Useful tip I got from “Extreme Productivity” by Robert Pozen, still reading.
Desktop research, or simply known as googling in today’s context, is the act of collecting information about a particular topic or domain, with a broad/generic question in mind, or even without any question at all.
One way to do this is simply keep googling related search terms and noting down facts and statistics, and constantly drilling down on a specific term until it’s milked - sort of like a depth-first search of collecting information. After we are satisfied with all the information we collect, we then try to piece together a story. But is this a good approach?
Pozen argues that “although extensive research might seem a logical first step, it’s actually very inefficient.” This is because “there are literally thousands of facts that could be relevant to any project; do you really want to collect them all?”
Instead, Pozen suggests that we first form “tentative conclusions”, by first thinking hard about our problem. “After a day or so of gathering relevant information, write down your tentative conclusions for the project.
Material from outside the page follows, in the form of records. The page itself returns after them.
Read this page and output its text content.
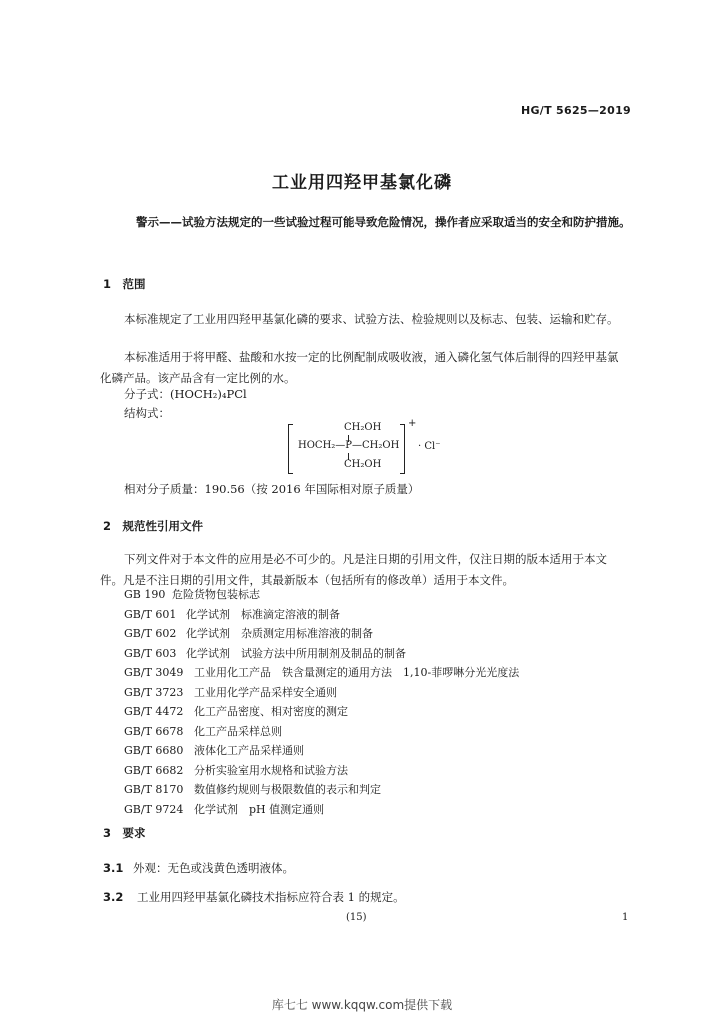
HG/T 5625—2019
工业用四羟甲基氯化磷
警示——试验方法规定的一些试验过程可能导致危险情况，操作者应采取适当的安全和防护措施。
1　范围
本标准规定了工业用四羟甲基氯化磷的要求、试验方法、检验规则以及标志、包装、运输和贮存。
本标准适用于将甲醛、盐酸和水按一定的比例配制成吸收液，通入磷化氢气体后制得的四羟甲基氯化磷产品。该产品含有一定比例的水。
分子式：(HOCH₂)₄PCl
结构式：
CH₂OH
HOCH₂—P—CH₂OH
CH₂OH
+
· Cl⁻
相对分子质量：190.56（按 2016 年国际相对原子质量）
2　规范性引用文件
下列文件对于本文件的应用是必不可少的。凡是注日期的引用文件，仅注日期的版本适用于本文件。凡是不注日期的引用文件，其最新版本（包括所有的修改单）适用于本文件。
GB 190 危险货物包装标志
GB/T 601 化学试剂　标准滴定溶液的制备
GB/T 602 化学试剂　杂质测定用标准溶液的制备
GB/T 603 化学试剂　试验方法中所用制剂及制品的制备
GB/T 3049 工业用化工产品　铁含量测定的通用方法　1,10-菲啰啉分光光度法
GB/T 3723 工业用化学产品采样安全通则
GB/T 4472 化工产品密度、相对密度的测定
GB/T 6678 化工产品采样总则
GB/T 6680 液体化工产品采样通则
GB/T 6682 分析实验室用水规格和试验方法
GB/T 8170 数值修约规则与极限数值的表示和判定
GB/T 9724 化学试剂　pH 值测定通则
3　要求
3.1 外观：无色或浅黄色透明液体。
3.2 工业用四羟甲基氯化磷技术指标应符合表 1 的规定。
(15)	1
库七七 www.kqqw.com提供下载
These will allow you to more quickly engage in analysis - rather than description - by providing a focus for your subsequent research.”
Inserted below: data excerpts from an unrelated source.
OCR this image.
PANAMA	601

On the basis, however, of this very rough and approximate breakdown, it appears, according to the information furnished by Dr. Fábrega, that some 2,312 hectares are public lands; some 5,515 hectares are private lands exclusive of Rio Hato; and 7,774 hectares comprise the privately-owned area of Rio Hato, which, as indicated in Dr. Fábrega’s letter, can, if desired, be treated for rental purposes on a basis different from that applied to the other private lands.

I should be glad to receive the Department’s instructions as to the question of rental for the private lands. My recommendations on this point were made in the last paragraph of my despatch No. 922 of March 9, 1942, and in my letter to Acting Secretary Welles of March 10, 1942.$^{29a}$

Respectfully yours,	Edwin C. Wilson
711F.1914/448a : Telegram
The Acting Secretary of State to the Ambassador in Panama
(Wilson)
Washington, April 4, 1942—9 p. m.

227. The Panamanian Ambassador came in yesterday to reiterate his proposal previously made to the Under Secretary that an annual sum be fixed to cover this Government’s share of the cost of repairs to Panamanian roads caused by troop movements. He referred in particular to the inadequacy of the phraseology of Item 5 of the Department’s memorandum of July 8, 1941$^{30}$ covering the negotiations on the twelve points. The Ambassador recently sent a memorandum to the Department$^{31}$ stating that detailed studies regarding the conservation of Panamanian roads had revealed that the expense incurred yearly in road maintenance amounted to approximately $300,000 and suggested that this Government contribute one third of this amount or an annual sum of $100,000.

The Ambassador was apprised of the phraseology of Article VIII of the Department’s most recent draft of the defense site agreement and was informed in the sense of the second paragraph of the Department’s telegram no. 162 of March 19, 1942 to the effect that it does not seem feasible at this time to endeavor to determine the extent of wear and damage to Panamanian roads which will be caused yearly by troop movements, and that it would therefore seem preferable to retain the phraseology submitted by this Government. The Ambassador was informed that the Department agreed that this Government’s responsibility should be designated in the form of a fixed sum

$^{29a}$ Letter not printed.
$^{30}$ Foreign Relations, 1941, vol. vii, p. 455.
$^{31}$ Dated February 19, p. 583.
If you think about it, this makes a lot of sense and sounds more productive. And it’s a pretty scientific way of doing things - scientists don’t endeavour to do all the experiments that they can possibly imagine and then collecting all the data. Instead, they formulate hypotheses and design experiments to refute their claims. If their claims are not refuted, or are even proven, then they become published and reliable facts, for now.
And this applies to more than just desktop research:
Think of how you first learn a programming language outside of a school setting. Odds are you “hacked” your way through to your current level of proficiency, by relying on Google and Stackoverflow. You were probably required to write some production or project code, had an idea, didn’t work out, googled, and try again and again. Not going through things like “Basic data structures in Python” and work from thereon. I am definitely guilty of this - when I first started learning about Spark and writing PySpark code, I tried multiple times to start from some tutorial and slowly work my way up toward proficiency. Each time, I failed either because the material gets boring, or I lose patience, or something like that. It just doesn’t work.
Which is the more efficient of doing exploratory data analysis - plotting every single plot and collecting every single summary statistics there is to your data, or coming up with several hypotheses and then visualising and testing them? “My guess is that age is not normally distributed in this dataset, let’s see.”